A moist apple cake topped with buttery crumb topping and finished with a warm cinnamon apple drizzle. Perfect fall dessert that's easy to make and always a crowd-pleaser.
Prep Time 20 minutes
Cook Time 1 hour
Total Time 1 hour 20 minutes
Course Dessert
Cuisine American
Servings 12 slices
Calories 320 kcal

Ingredients
  

  • Cake Base:
  • cups all-purpose flour
  • 1 teaspoon baking powder
  • ½ teaspoon baking soda
  • ½ teaspoon ground cinnamon
  • ¼ teaspoon salt
  • ¾ cup unsalted butter softened
  • 1 cup granulated sugar
  • 2 large eggs
  • 1 teaspoon vanilla extract
  • ½ cup sour cream
  • 2 medium apples peeled, cored, and chopped (preferably Granny Smith)
  • Crumb Topping:
  • 1 cup all-purpose flour
  • 1 teaspoon ground cinnamon
  • ¼ teaspoon salt
  • ½ cup unsalted butter cold and cubed
  • ½ cup brown sugar packed
  • ¼ cup granulated sugar
  • Cinnamon Apple Drizzle:
  • 1 tablespoon unsalted butter
  • ½ cup brown sugar packed
  • 1 teaspoon ground cinnamon
  • 2 tablespoons milk
  • Pinch of salt

Instructions
 

  • Prepare the oven and pan: Preheat oven to 350°F (175°C). Grease a 9×9-inch square baking pan with butter and dust with flour.
  • Mix dry ingredients: In a medium bowl, whisk together flour, baking powder, baking soda, cinnamon, and salt.

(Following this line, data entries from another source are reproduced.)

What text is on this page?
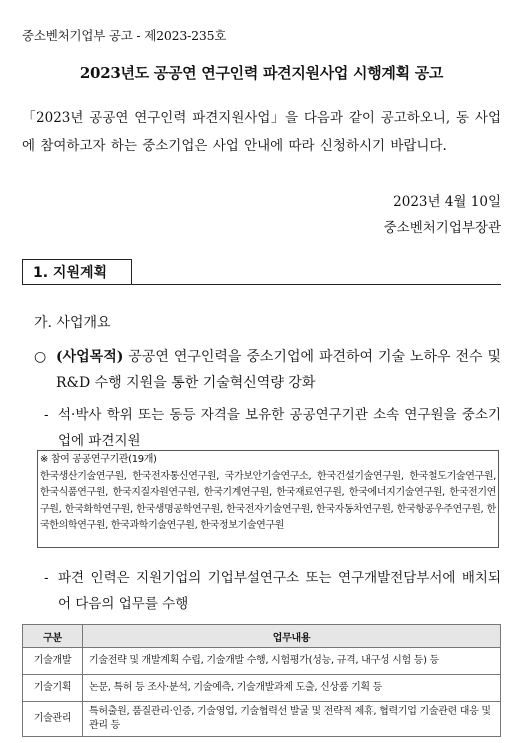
중소벤처기업부 공고 - 제2023-235호
2023년도 공공연 연구인력 파견지원사업 시행계획 공고
「2023년 공공연 연구인력 파견지원사업」을 다음과 같이 공고하오니, 동 사업에 참여하고자 하는 중소기업은 사업 안내에 따라 신청하시기 바랍니다.
2023년 4월 10일
중소벤처기업부장관
1. 지원계획
가. 사업개요
○ (사업목적) 공공연 연구인력을 중소기업에 파견하여 기술 노하우 전수 및 R&D 수행 지원을 통한 기술혁신역량 강화
- 석·박사 학위 또는 동등 자격을 보유한 공공연구기관 소속 연구원을 중소기업에 파견지원
※ 참여 공공연구기관(19개)
한국생산기술연구원, 한국전자통신연구원, 국가보안기술연구소, 한국건설기술연구원, 한국철도기술연구원, 한국식품연구원, 한국지질자원연구원, 한국기계연구원, 한국재료연구원, 한국에너지기술연구원, 한국전기연구원, 한국화학연구원, 한국생명공학연구원, 한국전자기술연구원, 한국자동차연구원, 한국항공우주연구원, 한국한의학연구원, 한국과학기술연구원, 한국정보기술연구원
- 파견 인력은 지원기업의 기업부설연구소 또는 연구개발전담부서에 배치되어 다음의 업무를 수행
구분	업무내용
기술개발	기술전략 및 개발계획 수립, 기술개발 수행, 시험평가(성능, 규격, 내구성 시험 등) 등
기술기획	논문, 특허 등 조사·분석, 기술예측, 기술개발과제 도출, 신상품 기획 등
기술관리	특허출원, 품질관리·인증, 기술영업, 기술협력선 발굴 및 전략적 제휴, 협력기업 기술관련 대응 및 관리 등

Set aside.
  • Cream butter and sugar: Using an electric mixer, cream softened butter and granulated sugar for 2-3 minutes until light and fluffy.
  • Add eggs and vanilla: Add eggs one at a time, beating well after each addition. Mix in vanilla extract.
  • Combine wet and dry ingredients: Alternate adding the dry ingredients and sour cream to the butter mixture, beginning and ending with flour. Mix just until combined.
  • Fold in apples: Gently fold in the diced apples using a large spoon or spatula.
  • Make crumb topping: In a separate bowl, combine flour, cinnamon, salt, and both sugars. Add cold, cubed butter and work with pastry cutter or fingers until mixture resembles coarse breadcrumbs.
  • Assemble cake: Spread cake batter evenly in prepared pan. Sprinkle crumb mixture uniformly over the top.
  • Bake: Bake for 55-65 minutes, or until top is golden brown and a toothpick inserted in center comes out clean or with few moist crumbs.
  • Cool: Let cake cool in pan for 15-20 minutes, then transfer to wire rack.
  • Make drizzle: In a small saucepan over medium heat, melt butter. Stir in brown sugar, cinnamon, milk, and salt. Cook for 2-3 minutes, stirring constantly, until smooth and glossy.
  • Finish and serve: Drizzle warm sauce over cooled cake. Serve at room temperature or slightly warmed.

Notes

Apple choice: Granny Smith apples work best due to their tartness and ability to hold shape during baking.
Butter temperature: Keep butter for crumb topping cold to achieve proper texture. Cake butter should be at room temperature.
Storage: Store covered at room temperature for up to 4 days. Can be frozen for up to 3 months.
Make-ahead tip: Cake improves overnight as flavors meld. Add drizzle before serving.
Variations: Add ½ cup chopped nuts to crumb topping, or substitute one apple with a pear for mixed fruit version.
Troubleshooting: If apples sink, toss diced apples in 1 tablespoon flour before folding into batter.